Este pessoal que se integrava, agricultor, pequeno comerciante retalhista era, para os indigenas o verdadeiro colono.
Estive na Guiné na Tecnil e pelo Banco Mundial, chamavam-me Cooperante a mim e a toda a gente das ONG da ONU, Banco Mundial e CEE etc.
Mas os guineenses mal souberam na Tecnil, sabem tudo sobre quem chega, que tinha feito a vida em Angola, espalharam logo que eu era colon.
Aliás, isso era o melhor certificado para me sentir em casa, por incrível que pareça a muita gente.
Assim como aqueles que foram militares na Guiné e fossem reconhecidos, eram logo "assimilados"
Estive 5 anos no Brasil, era emigrante, ou estrangeiro residente.
Luís, fundamentalmente, para os turras, movimentos anti-coloniais, os africanos em geral, a Administração colonial e os militares em geral é que eram considerados os verdadeiros colonialistas.
Quando Amílcar Cabral lançava aquela boca de que a luta não era contra os portugueses, referia-se exactamente aos brancos "colonos".
Originalmente o termo "Tuga" era exclusivo para os militares na Guiné. depois nós mesmos é que fomos universalizando, mais propriamente nós aqui.
Amilcar e o PAIGC e o MPLA de que ele é fundador também, quando diziam que a luta não era contra os portugueses, referiam-se aos portugueses colonos, radicados, brancos naturais, enfim os"progenitores" da maioria daqueles dirigentes.
Agora podemos olhar para dois casos africanos antagónicos, UPA e MPLA, Mandela e Mugabe.
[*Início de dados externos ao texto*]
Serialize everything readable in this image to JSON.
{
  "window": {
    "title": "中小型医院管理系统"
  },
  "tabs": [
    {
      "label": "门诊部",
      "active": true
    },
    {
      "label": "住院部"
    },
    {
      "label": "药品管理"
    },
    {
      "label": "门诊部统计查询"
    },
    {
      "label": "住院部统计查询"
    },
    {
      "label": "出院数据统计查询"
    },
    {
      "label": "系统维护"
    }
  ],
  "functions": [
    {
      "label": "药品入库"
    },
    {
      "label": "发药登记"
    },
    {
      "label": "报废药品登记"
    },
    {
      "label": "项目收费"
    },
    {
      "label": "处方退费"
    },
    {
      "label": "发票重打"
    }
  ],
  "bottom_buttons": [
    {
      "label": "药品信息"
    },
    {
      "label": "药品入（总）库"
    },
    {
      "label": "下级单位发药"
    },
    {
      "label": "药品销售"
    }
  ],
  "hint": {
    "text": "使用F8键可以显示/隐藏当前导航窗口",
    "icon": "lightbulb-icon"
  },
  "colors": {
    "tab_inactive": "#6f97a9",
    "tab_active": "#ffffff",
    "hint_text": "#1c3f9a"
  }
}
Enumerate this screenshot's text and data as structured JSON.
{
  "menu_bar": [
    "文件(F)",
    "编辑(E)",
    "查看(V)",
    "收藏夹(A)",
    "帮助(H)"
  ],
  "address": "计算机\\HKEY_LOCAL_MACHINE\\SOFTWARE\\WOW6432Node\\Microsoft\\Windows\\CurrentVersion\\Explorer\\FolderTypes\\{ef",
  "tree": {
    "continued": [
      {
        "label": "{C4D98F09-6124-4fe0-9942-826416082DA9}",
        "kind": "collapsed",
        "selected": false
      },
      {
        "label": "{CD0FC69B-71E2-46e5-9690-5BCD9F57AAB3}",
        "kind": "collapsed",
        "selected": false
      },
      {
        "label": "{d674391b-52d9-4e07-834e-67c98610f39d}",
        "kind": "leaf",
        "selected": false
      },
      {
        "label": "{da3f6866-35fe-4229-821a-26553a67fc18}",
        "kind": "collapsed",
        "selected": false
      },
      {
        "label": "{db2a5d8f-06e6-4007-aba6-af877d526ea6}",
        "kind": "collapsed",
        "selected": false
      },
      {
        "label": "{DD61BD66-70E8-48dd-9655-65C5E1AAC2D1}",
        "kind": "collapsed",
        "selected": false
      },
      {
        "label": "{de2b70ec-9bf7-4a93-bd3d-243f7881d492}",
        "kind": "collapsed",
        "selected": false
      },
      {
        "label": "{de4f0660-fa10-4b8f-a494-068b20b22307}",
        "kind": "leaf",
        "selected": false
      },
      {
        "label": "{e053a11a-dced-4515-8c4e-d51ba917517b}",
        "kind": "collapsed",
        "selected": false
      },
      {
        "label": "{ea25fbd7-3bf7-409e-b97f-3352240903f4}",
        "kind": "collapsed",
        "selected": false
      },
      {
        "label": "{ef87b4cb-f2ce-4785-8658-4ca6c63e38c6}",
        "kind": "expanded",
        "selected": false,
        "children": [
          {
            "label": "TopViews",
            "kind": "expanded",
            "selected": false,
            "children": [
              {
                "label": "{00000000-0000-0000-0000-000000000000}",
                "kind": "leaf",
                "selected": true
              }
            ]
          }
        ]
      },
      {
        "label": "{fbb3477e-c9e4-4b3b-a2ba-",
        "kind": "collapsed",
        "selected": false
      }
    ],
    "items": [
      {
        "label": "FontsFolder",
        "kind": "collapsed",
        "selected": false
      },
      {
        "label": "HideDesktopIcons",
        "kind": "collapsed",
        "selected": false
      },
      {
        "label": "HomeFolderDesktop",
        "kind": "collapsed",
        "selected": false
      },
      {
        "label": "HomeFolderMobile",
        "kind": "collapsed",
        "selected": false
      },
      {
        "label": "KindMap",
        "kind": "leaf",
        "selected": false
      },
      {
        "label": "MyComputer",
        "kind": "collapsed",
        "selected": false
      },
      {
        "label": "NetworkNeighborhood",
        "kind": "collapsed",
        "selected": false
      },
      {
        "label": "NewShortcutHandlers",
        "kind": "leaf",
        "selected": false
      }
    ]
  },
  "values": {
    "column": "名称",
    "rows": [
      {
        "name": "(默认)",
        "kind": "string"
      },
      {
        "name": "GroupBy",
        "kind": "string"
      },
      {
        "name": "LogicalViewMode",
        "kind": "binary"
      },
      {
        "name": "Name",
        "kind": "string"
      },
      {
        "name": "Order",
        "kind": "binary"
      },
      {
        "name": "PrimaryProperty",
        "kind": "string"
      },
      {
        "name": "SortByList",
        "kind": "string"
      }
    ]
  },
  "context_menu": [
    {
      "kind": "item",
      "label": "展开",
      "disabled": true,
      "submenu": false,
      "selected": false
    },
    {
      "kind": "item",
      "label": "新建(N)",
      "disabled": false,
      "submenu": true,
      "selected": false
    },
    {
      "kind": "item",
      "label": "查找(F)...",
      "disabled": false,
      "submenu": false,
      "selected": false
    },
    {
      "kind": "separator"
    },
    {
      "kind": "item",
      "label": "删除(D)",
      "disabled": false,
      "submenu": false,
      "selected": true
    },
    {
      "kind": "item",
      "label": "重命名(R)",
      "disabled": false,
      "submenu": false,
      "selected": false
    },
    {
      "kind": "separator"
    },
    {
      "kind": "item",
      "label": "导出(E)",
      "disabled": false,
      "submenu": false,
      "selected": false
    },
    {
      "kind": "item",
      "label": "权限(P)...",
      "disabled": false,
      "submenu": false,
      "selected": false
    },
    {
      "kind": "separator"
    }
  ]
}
Claro que isto dá pano para mangas, pois que tudo acabou tão mal, mas tão mal, que os conceitos hoje precisam já de outros dicionários diferentes daqueles da guerra fria e do tempo de Norton de Matos.
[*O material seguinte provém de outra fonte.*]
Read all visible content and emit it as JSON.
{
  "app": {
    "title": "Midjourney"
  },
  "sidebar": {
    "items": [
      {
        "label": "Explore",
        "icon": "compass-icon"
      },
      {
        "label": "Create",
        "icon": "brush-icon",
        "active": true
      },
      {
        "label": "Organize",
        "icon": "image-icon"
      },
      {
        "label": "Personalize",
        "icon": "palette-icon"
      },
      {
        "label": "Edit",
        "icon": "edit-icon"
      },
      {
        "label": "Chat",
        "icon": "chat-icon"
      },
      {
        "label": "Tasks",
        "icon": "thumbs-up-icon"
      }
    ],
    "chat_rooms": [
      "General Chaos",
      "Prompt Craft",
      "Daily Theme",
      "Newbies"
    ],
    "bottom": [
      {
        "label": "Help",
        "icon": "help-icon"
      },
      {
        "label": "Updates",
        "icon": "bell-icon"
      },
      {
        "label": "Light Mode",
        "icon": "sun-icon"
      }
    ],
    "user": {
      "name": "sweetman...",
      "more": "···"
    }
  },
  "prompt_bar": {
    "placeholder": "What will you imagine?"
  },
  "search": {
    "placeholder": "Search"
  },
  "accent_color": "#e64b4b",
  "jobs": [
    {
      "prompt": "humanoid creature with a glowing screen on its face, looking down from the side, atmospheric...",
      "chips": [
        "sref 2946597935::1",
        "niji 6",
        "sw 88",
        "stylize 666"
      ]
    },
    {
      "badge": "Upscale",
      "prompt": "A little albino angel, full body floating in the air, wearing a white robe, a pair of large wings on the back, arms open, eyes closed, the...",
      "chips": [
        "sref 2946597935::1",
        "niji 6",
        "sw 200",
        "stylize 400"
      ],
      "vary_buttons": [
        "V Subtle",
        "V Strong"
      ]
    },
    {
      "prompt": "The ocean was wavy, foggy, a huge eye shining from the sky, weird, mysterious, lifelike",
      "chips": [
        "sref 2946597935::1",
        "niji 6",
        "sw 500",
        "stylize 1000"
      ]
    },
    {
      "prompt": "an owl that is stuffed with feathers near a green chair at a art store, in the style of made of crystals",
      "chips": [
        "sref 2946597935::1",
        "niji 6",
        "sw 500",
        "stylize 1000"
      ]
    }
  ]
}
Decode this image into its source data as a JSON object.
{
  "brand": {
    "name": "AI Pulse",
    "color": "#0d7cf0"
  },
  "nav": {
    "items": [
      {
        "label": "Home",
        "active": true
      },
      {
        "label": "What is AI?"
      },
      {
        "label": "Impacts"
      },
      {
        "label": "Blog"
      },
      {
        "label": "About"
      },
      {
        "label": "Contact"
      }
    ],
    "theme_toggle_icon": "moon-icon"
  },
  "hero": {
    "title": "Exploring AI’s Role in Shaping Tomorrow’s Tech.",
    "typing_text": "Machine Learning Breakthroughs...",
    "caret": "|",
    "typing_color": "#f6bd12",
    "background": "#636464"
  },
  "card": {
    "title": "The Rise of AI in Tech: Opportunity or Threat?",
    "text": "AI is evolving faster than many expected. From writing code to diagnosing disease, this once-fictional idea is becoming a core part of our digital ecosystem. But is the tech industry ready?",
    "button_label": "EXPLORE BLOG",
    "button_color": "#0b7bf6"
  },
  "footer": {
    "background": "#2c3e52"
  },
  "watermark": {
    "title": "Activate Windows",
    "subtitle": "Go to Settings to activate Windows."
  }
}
As empresas tipo CUF e outras como a Diamang, substituídas pela China, América e Brasil na Nigéria, e em Angola...e mesmo a GALP, qual Pintosinho, Luís Graça!
Eu até coro!
Bom dia companheiros.
Obrigado pelos vossos comentários, ajudam-me, podem crer.
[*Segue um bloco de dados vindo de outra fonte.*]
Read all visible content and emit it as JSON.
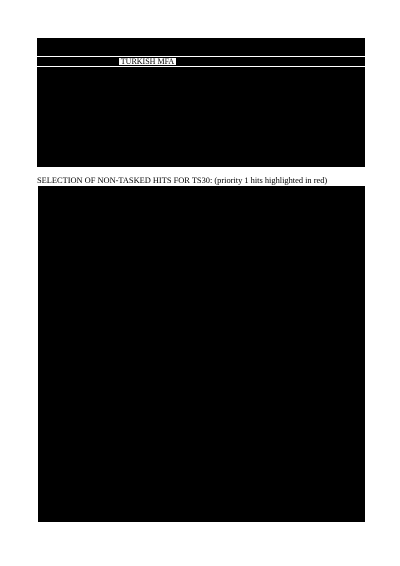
{
  "document": {
    "header_label": "TURKISH MFA",
    "section_heading": "SELECTION OF NON-TASKED HITS FOR TS30: (priority 1 hits highlighted in red)"
  },
  "colors": {
    "redaction": "#000000",
    "background": "#ffffff"
  }
}
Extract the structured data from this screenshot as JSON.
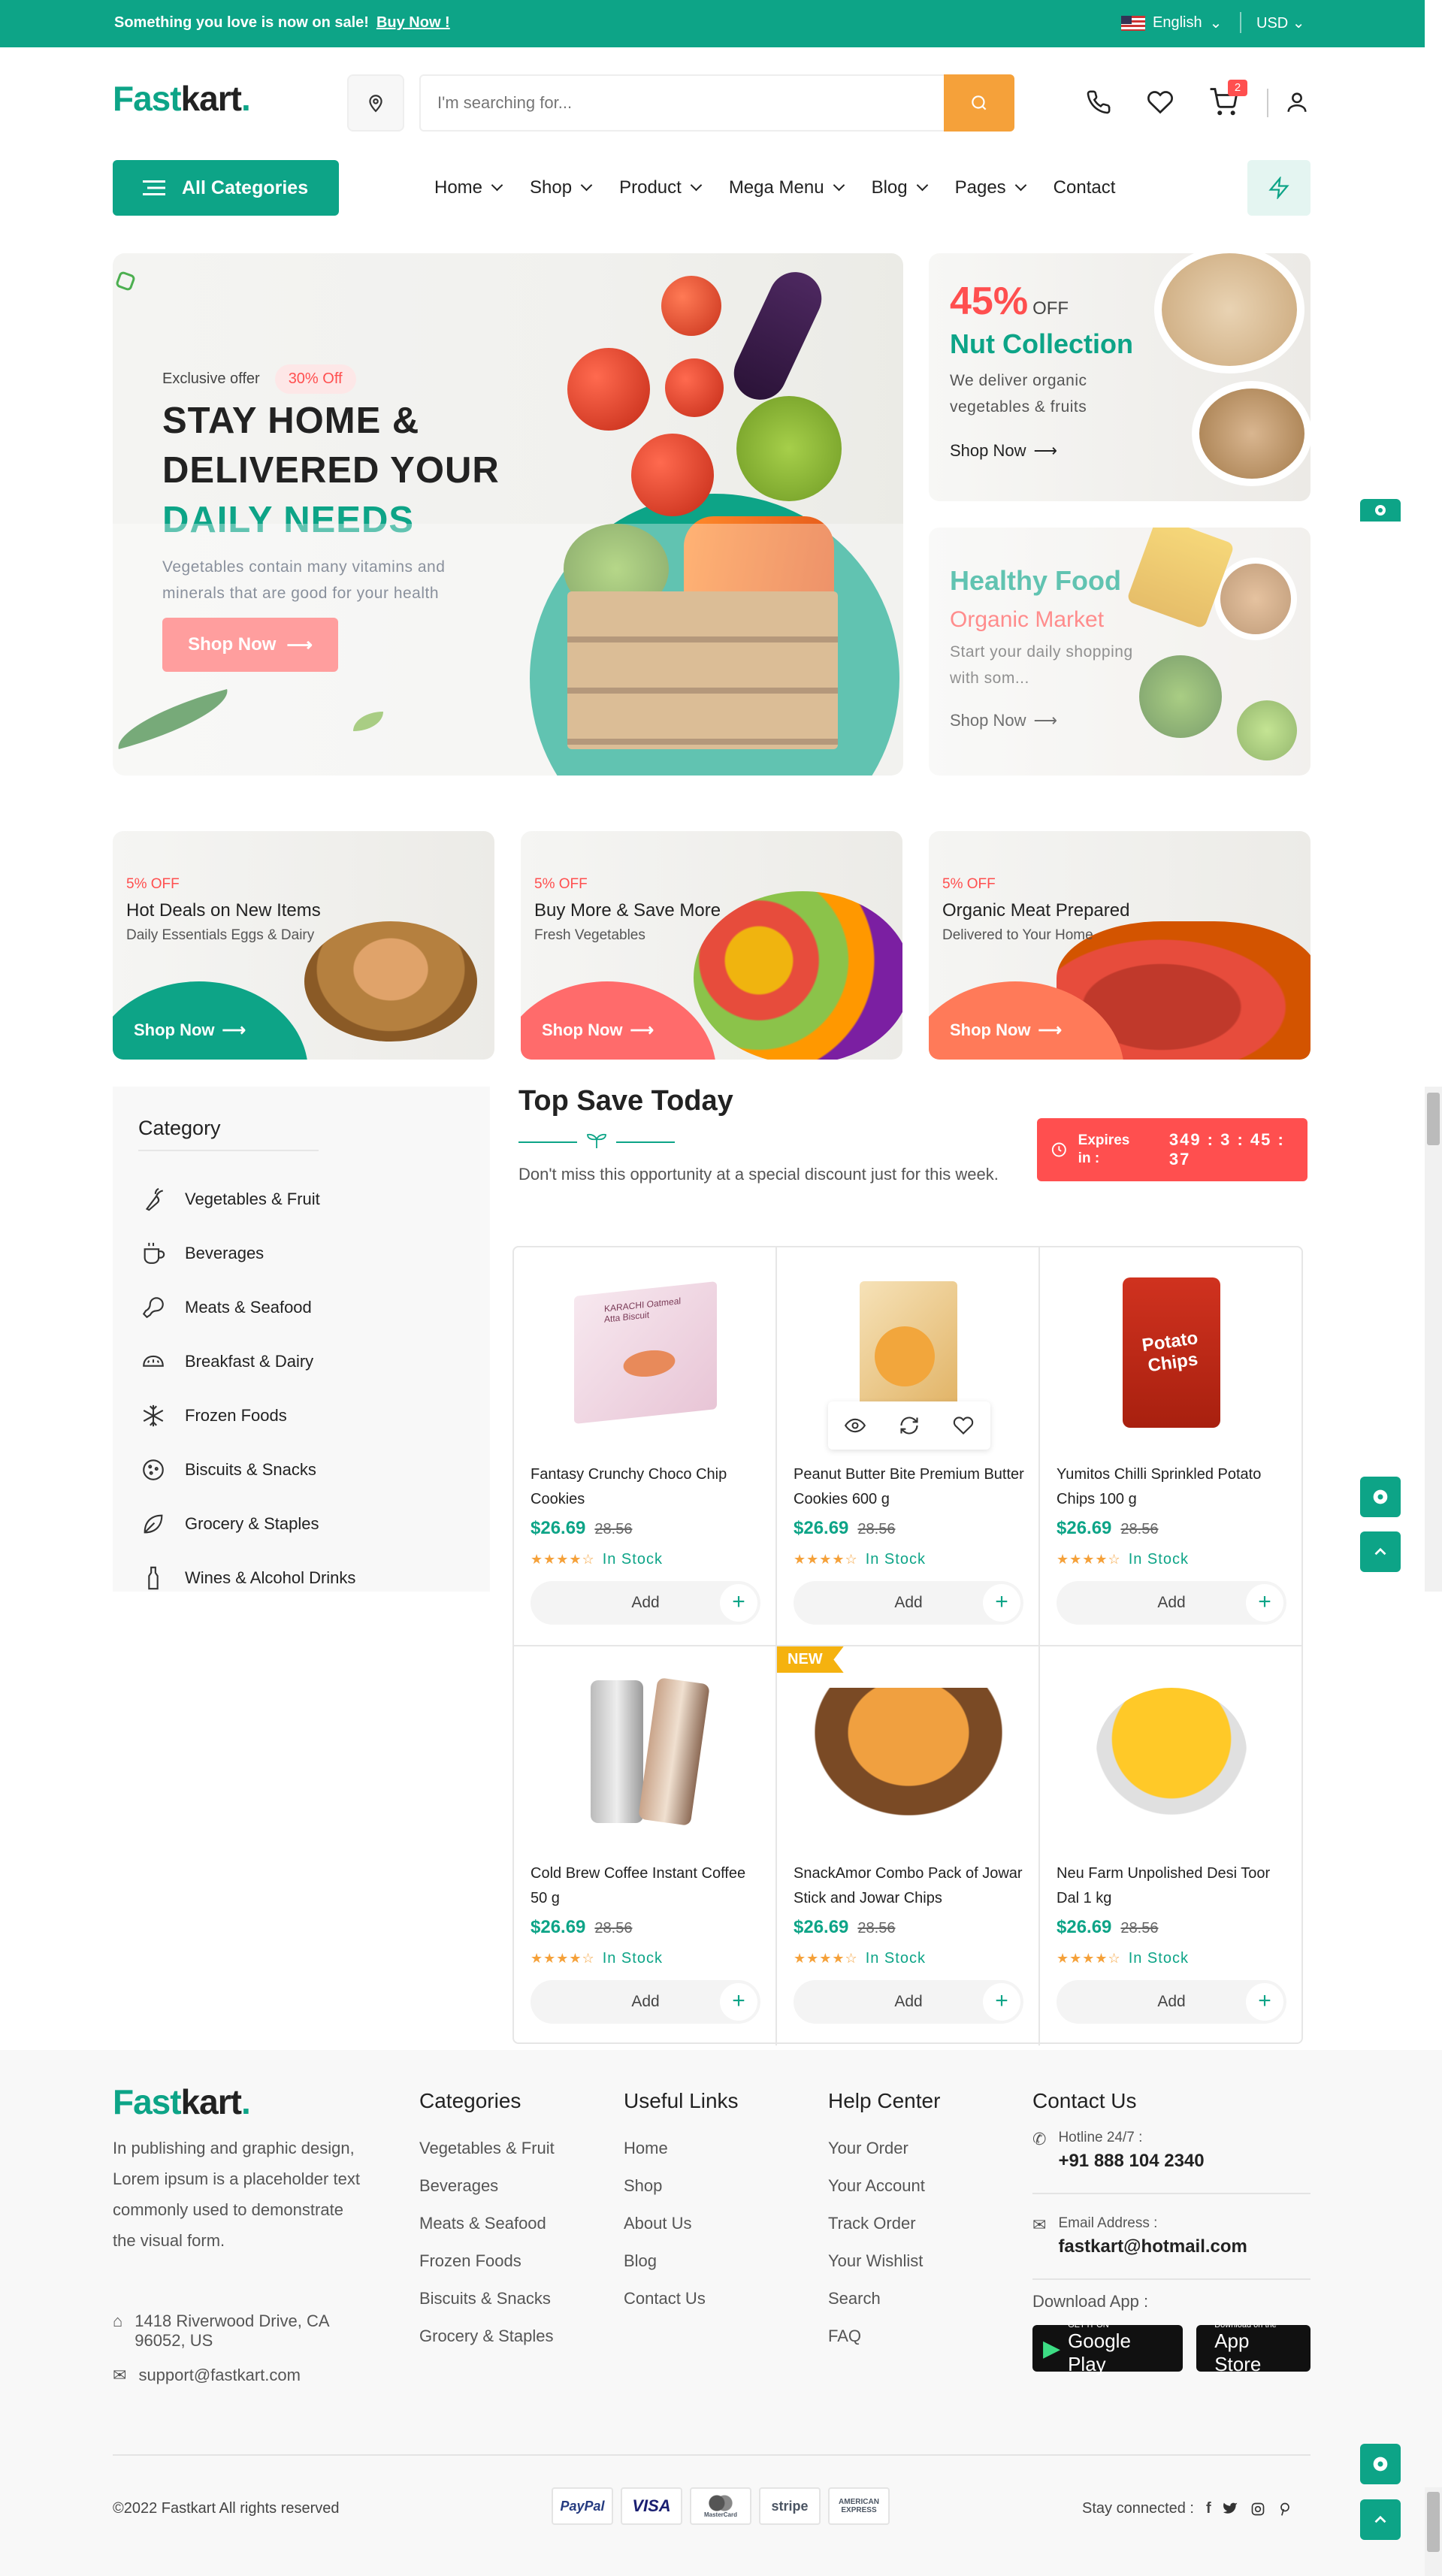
{
  "topbar": {
    "message": "Something you love is now on sale!",
    "link": "Buy Now !",
    "language": "English",
    "currency": "USD"
  },
  "header": {
    "logo_main": "Fast",
    "logo_accent": "kart",
    "logo_dot": ".",
    "search_placeholder": "I'm searching for...",
    "cart_count": "2"
  },
  "nav": {
    "all_categories": "All Categories",
    "items": [
      "Home",
      "Shop",
      "Product",
      "Mega Menu",
      "Blog",
      "Pages",
      "Contact"
    ]
  },
  "hero": {
    "exclusive": "Exclusive offer",
    "badge": "30% Off",
    "line1": "STAY HOME &",
    "line2": "DELIVERED YOUR",
    "line3": "DAILY NEEDS",
    "desc": "Vegetables contain many vitamins and minerals that are good for your health",
    "cta": "Shop Now"
  },
  "side_banners": [
    {
      "percent": "45%",
      "off": "OFF",
      "title": "Nut Collection",
      "desc": "We deliver organic vegetables & fruits",
      "cta": "Shop Now"
    },
    {
      "title": "Healthy Food",
      "subtitle": "Organic Market",
      "desc": "Start your daily shopping with som...",
      "cta": "Shop Now"
    }
  ],
  "small_banners": [
    {
      "pct": "5% OFF",
      "title": "Hot Deals on New Items",
      "sub": "Daily Essentials Eggs & Dairy",
      "cta": "Shop Now"
    },
    {
      "pct": "5% OFF",
      "title": "Buy More & Save More",
      "sub": "Fresh Vegetables",
      "cta": "Shop Now"
    },
    {
      "pct": "5% OFF",
      "title": "Organic Meat Prepared",
      "sub": "Delivered to Your Home",
      "cta": "Shop Now"
    }
  ],
  "sidebar": {
    "title": "Category",
    "items": [
      "Vegetables & Fruit",
      "Beverages",
      "Meats & Seafood",
      "Breakfast & Dairy",
      "Frozen Foods",
      "Biscuits & Snacks",
      "Grocery & Staples",
      "Wines & Alcohol Drinks"
    ]
  },
  "top_save": {
    "title": "Top Save Today",
    "desc": "Don't miss this opportunity at a special discount just for this week.",
    "expires_label": "Expires in :",
    "timer": "349 : 3 : 45 : 37"
  },
  "products": [
    {
      "name": "Fantasy Crunchy Choco Chip Cookies",
      "price": "$26.69",
      "old": "28.56",
      "stock": "In Stock",
      "add": "Add",
      "rating": 4
    },
    {
      "name": "Peanut Butter Bite Premium Butter Cookies 600 g",
      "price": "$26.69",
      "old": "28.56",
      "stock": "In Stock",
      "add": "Add",
      "rating": 4
    },
    {
      "name": "Yumitos Chilli Sprinkled Potato Chips 100 g",
      "price": "$26.69",
      "old": "28.56",
      "stock": "In Stock",
      "add": "Add",
      "rating": 4
    },
    {
      "name": "Cold Brew Coffee Instant Coffee 50 g",
      "price": "$26.69",
      "old": "28.56",
      "stock": "In Stock",
      "add": "Add",
      "rating": 4
    },
    {
      "name": "SnackAmor Combo Pack of Jowar Stick and Jowar Chips",
      "price": "$26.69",
      "old": "28.56",
      "stock": "In Stock",
      "add": "Add",
      "rating": 4,
      "tag": "NEW"
    },
    {
      "name": "Neu Farm Unpolished Desi Toor Dal 1 kg",
      "price": "$26.69",
      "old": "28.56",
      "stock": "In Stock",
      "add": "Add",
      "rating": 4
    }
  ],
  "product_image_labels": {
    "box": "KARACHI Oatmeal Atta Biscuit",
    "chips": "Potato Chips"
  },
  "footer": {
    "desc": "In publishing and graphic design, Lorem ipsum is a placeholder text commonly used to demonstrate the visual form.",
    "address": "1418 Riverwood Drive, CA 96052, US",
    "email": "support@fastkart.com",
    "categories_title": "Categories",
    "categories": [
      "Vegetables & Fruit",
      "Beverages",
      "Meats & Seafood",
      "Frozen Foods",
      "Biscuits & Snacks",
      "Grocery & Staples"
    ],
    "links_title": "Useful Links",
    "links": [
      "Home",
      "Shop",
      "About Us",
      "Blog",
      "Contact Us"
    ],
    "help_title": "Help Center",
    "help": [
      "Your Order",
      "Your Account",
      "Track Order",
      "Your Wishlist",
      "Search",
      "FAQ"
    ],
    "contact_title": "Contact Us",
    "hotline_label": "Hotline 24/7 :",
    "hotline": "+91 888 104 2340",
    "email_label": "Email Address :",
    "email2": "fastkart@hotmail.com",
    "download": "Download App :",
    "gp_small": "GET IT ON",
    "gp": "Google Play",
    "as_small": "Download on the",
    "as": "App Store",
    "copyright": "©2022 Fastkart All rights reserved",
    "payments": [
      "PayPal",
      "VISA",
      "MasterCard",
      "stripe",
      "AMERICAN EXPRESS"
    ],
    "stay": "Stay connected :"
  },
  "colors": {
    "brand": "#0da487",
    "accent": "#ff4f4f",
    "orange": "#f5a13a"
  }
}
Bem hajam, abraços a todos,
Tony Borie.
Caro Rosinha,
A tua lista classificativa de "colons" nao esta completa, pois para a nova geracao de guineenses que nasceu e/ou cresceu depois da independencia, os mais velhos, os ex-colaboradores: Regulos (antigos oficiais de segunda linha mas que muitas vezes estavam sempre na linha da frente da maldita Guerra) e antigos combatentes (milicias e do exercito portugues que constituiam as CKas...12..21..etc) tambem eram "colons" pela simples razao de que eram Spinolistas e defendiam a ideologia e o regime colonial que consideravam mais ajustado a realidade do pais, um pequeno enclave territorial com um mosaico etnico muito diversificado.